Technological development in recent years is increasingly highlighting the value of the support offered by near and remote sensing systems for the management of agronomic inputs.
Remote sensing technologies are based on the use of data acquired by sensors mounted on different platforms and at different spatial resolutions: satellites (Sentinel2, Landsat8, Worldview, etc.), aircraft, UAVs and networks of sensors in the field that allow real-time gathering of a series of data of interest. These data, appropriately processed, allow to carry out multi-scale and multi-temporal analyses focused on various issues. Within the framework of our research projects, these methodologies have been successfully tested not only in the field of agronomic input management, but also for tree monitoring.
In the latter case, a multi-scale tree monitoring system was implemented in order to: manage the risks of damage to property and persons; protect the environment; safeguard and enable the use of the tree heritage.
Remote sensing allows the preparation of tree vigour maps, with simple highlighting of critical areas, in order to assess the health status of a stand or individuals. The risk maps are not static entities, but are continuously updated dynamic calculations produced monthly, semi-annually and annually, thanks to a multi-temporal data scan.
In situ sensors, installed on each tree, provide information on the responses of individual trees to wind stress, and an alert is generated by the system when abnormal behaviour is detected. The synergistic use of the two technologies supports forestry agronomists in the early detection of problems and their causes.
This experimentation is currently underway at Parco Lanera, annexed to the University of Basilicata, and the system will soon be installed at sites with a huge heritage of historical and cultural interest, such as Parco del Valentino in Turin, with the aim of monitoring the state of health of the Monumental Oaks of the Medieval Village and Colosseum Park where the Pinus Pinea trees will be monitored. This suggests that applications initially designed for the agricultural sector are often well suited to proper planning for the protection and enjoyment of the natural and cultural heritage.

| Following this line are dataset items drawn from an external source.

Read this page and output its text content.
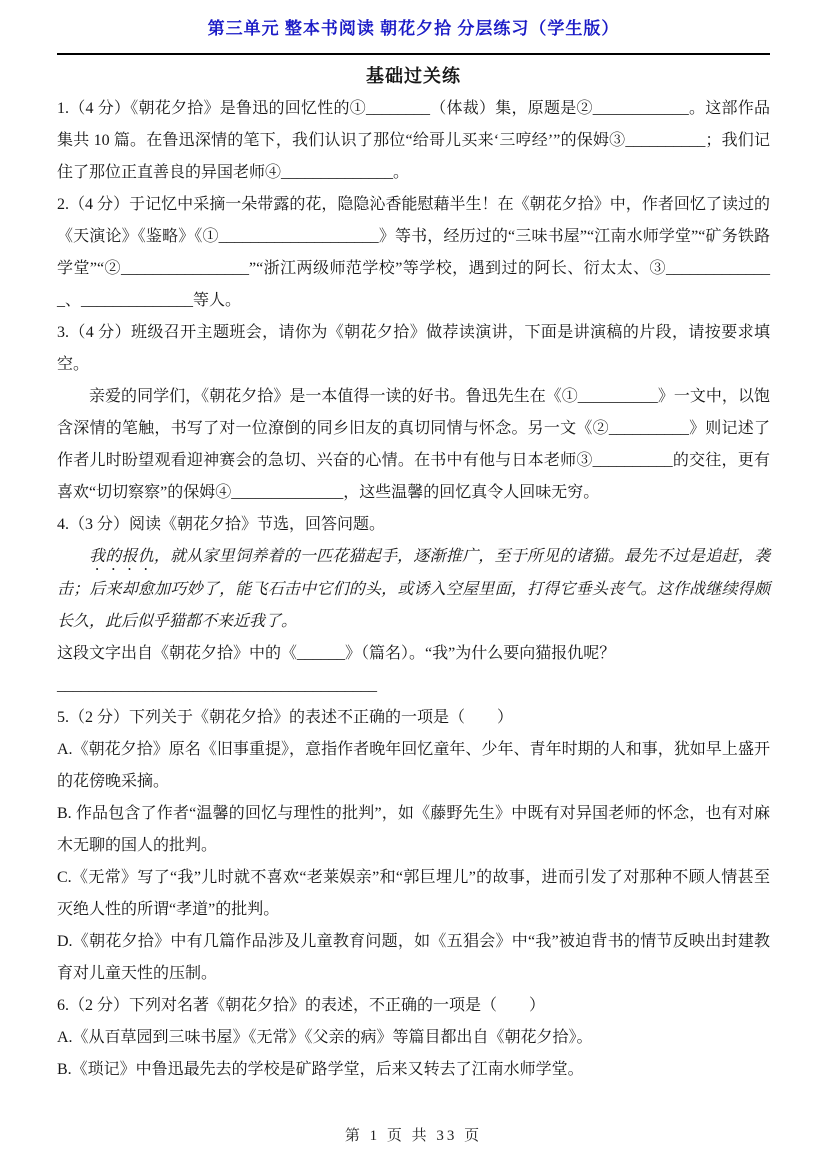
第三单元 整本书阅读 朝花夕拾 分层练习（学生版）
基础过关练

1.（4 分）《朝花夕拾》是鲁迅的回忆性的①________（体裁）集，原题是②____________。这部作品集共 10 篇。在鲁迅深情的笔下，我们认识了那位“给哥儿买来‘三哼经’”的保姆③__________；我们记住了那位正直善良的异国老师④______________。

2.（4 分）于记忆中采摘一朵带露的花，隐隐沁香能慰藉半生！在《朝花夕拾》中，作者回忆了读过的《天演论》《鉴略》《①____________________》等书，经历过的“三味书屋”“江南水师学堂”“矿务铁路学堂”“②________________”“浙江两级师范学校”等学校，遇到过的阿长、衍太太、③______________、______________等人。

3.（4 分）班级召开主题班会，请你为《朝花夕拾》做荐读演讲，下面是讲演稿的片段，请按要求填空。

亲爱的同学们，《朝花夕拾》是一本值得一读的好书。鲁迅先生在《①__________》一文中，以饱含深情的笔触，书写了对一位潦倒的同乡旧友的真切同情与怀念。另一文《②__________》则记述了作者儿时盼望观看迎神赛会的急切、兴奋的心情。在书中有他与日本老师③__________的交往，更有喜欢“切切察察”的保姆④______________，这些温馨的回忆真令人回味无穷。

4.（3 分）阅读《朝花夕拾》节选，回答问题。

我的报仇，就从家里饲养着的一匹花猫起手，逐渐推广，至于所见的诸猫。最先不过是追赶，袭击；后来却愈加巧妙了，能飞石击中它们的头，或诱入空屋里面，打得它垂头丧气。这作战继续得颇长久，此后似乎猫都不来近我了。

这段文字出自《朝花夕拾》中的《______》（篇名）。“我”为什么要向猫报仇呢？

________________________________________

5.（2 分）下列关于《朝花夕拾》的表述不正确的一项是（　　）

A.《朝花夕拾》原名《旧事重提》，意指作者晚年回忆童年、少年、青年时期的人和事，犹如早上盛开的花傍晚采摘。

B. 作品包含了作者“温馨的回忆与理性的批判”，如《藤野先生》中既有对异国老师的怀念，也有对麻木无聊的国人的批判。

C.《无常》写了“我”儿时就不喜欢“老莱娱亲”和“郭巨埋儿”的故事，进而引发了对那种不顾人情甚至灭绝人性的所谓“孝道”的批判。

D.《朝花夕拾》中有几篇作品涉及儿童教育问题，如《五猖会》中“我”被迫背书的情节反映出封建教育对儿童天性的压制。

6.（2 分）下列对名著《朝花夕拾》的表述，不正确的一项是（　　）

A.《从百草园到三味书屋》《无常》《父亲的病》等篇目都出自《朝花夕拾》。

B.《琐记》中鲁迅最先去的学校是矿路学堂，后来又转去了江南水师学堂。

第 1 页 共 33 页
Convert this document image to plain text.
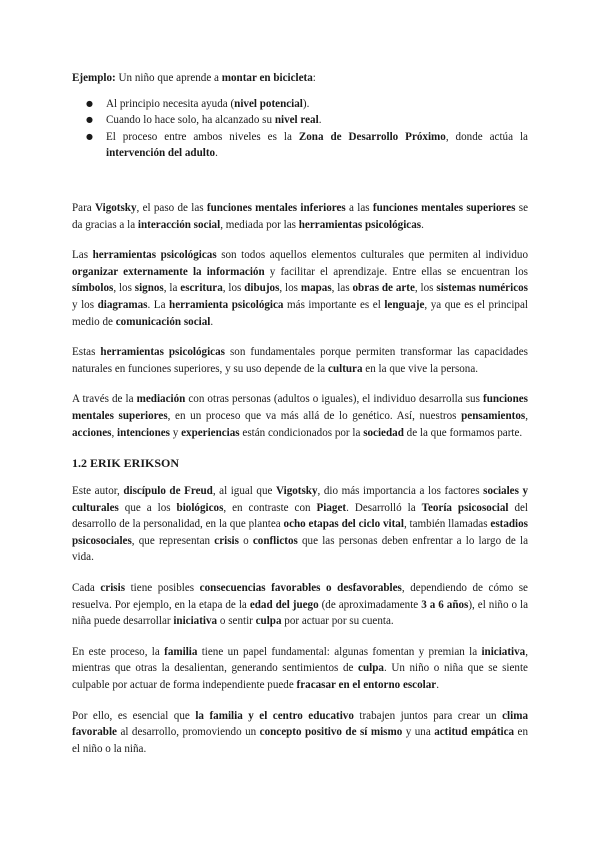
Ejemplo: Un niño que aprende a montar en bicicleta:

● Al principio necesita ayuda (nivel potencial).
● Cuando lo hace solo, ha alcanzado su nivel real.
● El proceso entre ambos niveles es la Zona de Desarrollo Próximo, donde actúa la intervención del adulto.

Para Vigotsky, el paso de las funciones mentales inferiores a las funciones mentales superiores se da gracias a la interacción social, mediada por las herramientas psicológicas.

Las herramientas psicológicas son todos aquellos elementos culturales que permiten al individuo organizar externamente la información y facilitar el aprendizaje. Entre ellas se encuentran los símbolos, los signos, la escritura, los dibujos, los mapas, las obras de arte, los sistemas numéricos y los diagramas. La herramienta psicológica más importante es el lenguaje, ya que es el principal medio de comunicación social.

Estas herramientas psicológicas son fundamentales porque permiten transformar las capacidades naturales en funciones superiores, y su uso depende de la cultura en la que vive la persona.

A través de la mediación con otras personas (adultos o iguales), el individuo desarrolla sus funciones mentales superiores, en un proceso que va más allá de lo genético. Así, nuestros pensamientos, acciones, intenciones y experiencias están condicionados por la sociedad de la que formamos parte.

1.2 ERIK ERIKSON

Este autor, discípulo de Freud, al igual que Vigotsky, dio más importancia a los factores sociales y culturales que a los biológicos, en contraste con Piaget. Desarrolló la Teoría psicosocial del desarrollo de la personalidad, en la que plantea ocho etapas del ciclo vital, también llamadas estadios psicosociales, que representan crisis o conflictos que las personas deben enfrentar a lo largo de la vida.

Cada crisis tiene posibles consecuencias favorables o desfavorables, dependiendo de cómo se resuelva. Por ejemplo, en la etapa de la edad del juego (de aproximadamente 3 a 6 años), el niño o la niña puede desarrollar iniciativa o sentir culpa por actuar por su cuenta.

En este proceso, la familia tiene un papel fundamental: algunas fomentan y premian la iniciativa, mientras que otras la desalientan, generando sentimientos de culpa. Un niño o niña que se siente culpable por actuar de forma independiente puede fracasar en el entorno escolar.

Por ello, es esencial que la familia y el centro educativo trabajen juntos para crear un clima favorable al desarrollo, promoviendo un concepto positivo de sí mismo y una actitud empática en el niño o la niña.
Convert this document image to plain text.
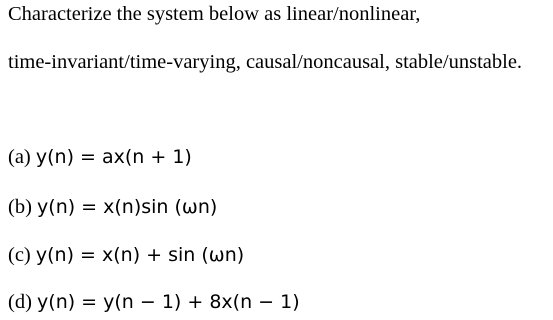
Characterize the system below as linear/nonlinear,
time-invariant/time-varying, causal/noncausal, stable/unstable.
(a) y(n) = ax(n + 1)
(b) y(n) = x(n)sin (ωn)
(c) y(n) = x(n) + sin (ωn)
(d) y(n) = y(n − 1) + 8x(n − 1)
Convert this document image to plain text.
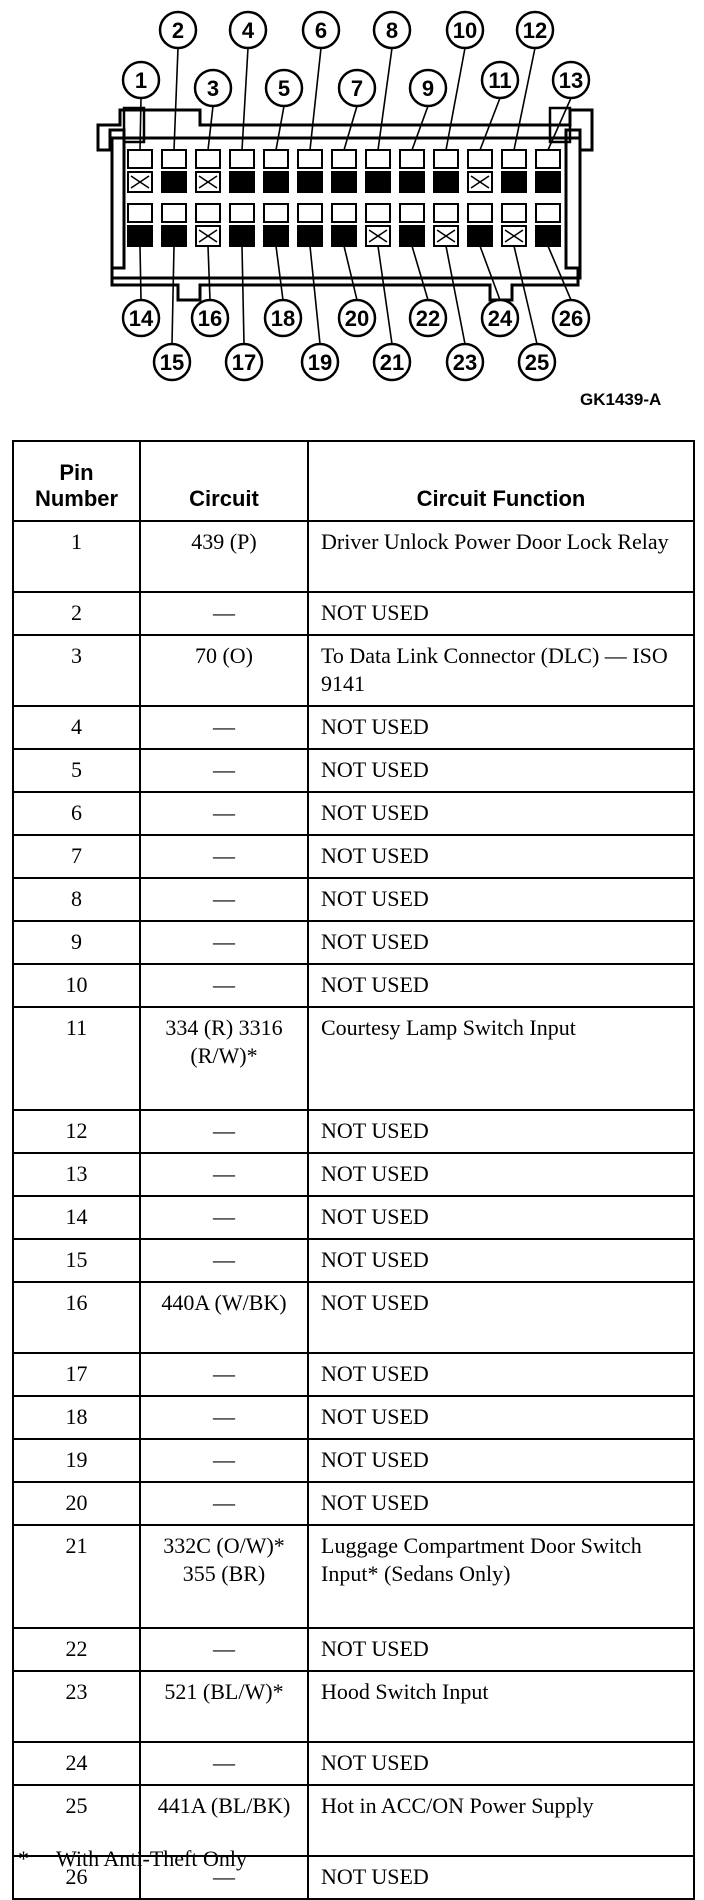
1
2
3
4
5
6
7
8
9
10
11
12
13
14
15
16
17
18
19
20
21
22
23
24
25
26
GK1439-A
Pin
Number	Circuit	Circuit Function
1	439 (P)	Driver Unlock Power Door Lock Relay
2	—	NOT USED
3	70 (O)	To Data Link Connector (DLC) — ISO 9141
4	—	NOT USED
5	—	NOT USED
6	—	NOT USED
7	—	NOT USED
8	—	NOT USED
9	—	NOT USED
10	—	NOT USED
11	334 (R) 3316 (R/W)*	Courtesy Lamp Switch Input
12	—	NOT USED
13	—	NOT USED
14	—	NOT USED
15	—	NOT USED
16	440A (W/BK)	NOT USED
17	—	NOT USED
18	—	NOT USED
19	—	NOT USED
20	—	NOT USED
21	332C (O/W)* 355 (BR)	Luggage Compartment Door Switch Input* (Sedans Only)
22	—	NOT USED
23	521 (BL/W)*	Hood Switch Input
24	—	NOT USED
25	441A (BL/BK)	Hot in ACC/ON Power Supply
26	—	NOT USED
* With Anti-Theft Only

Both of our projects were implemented thanks to the use of the 5G network, which enabled communication between the various operational blocks that make up the system. In the first case, the 5G network made it possible to transfer, easily and in real time, millions of frames acquired by the drone in flight, while in the second case, according to the tests carried out, the 5G network manages without problems the data acquired continuously by the network of sensors mounted on each of the 100 monitored trees. The system thus developed will allow operators to view the data transmitted in real time directly on a web-GIS platform.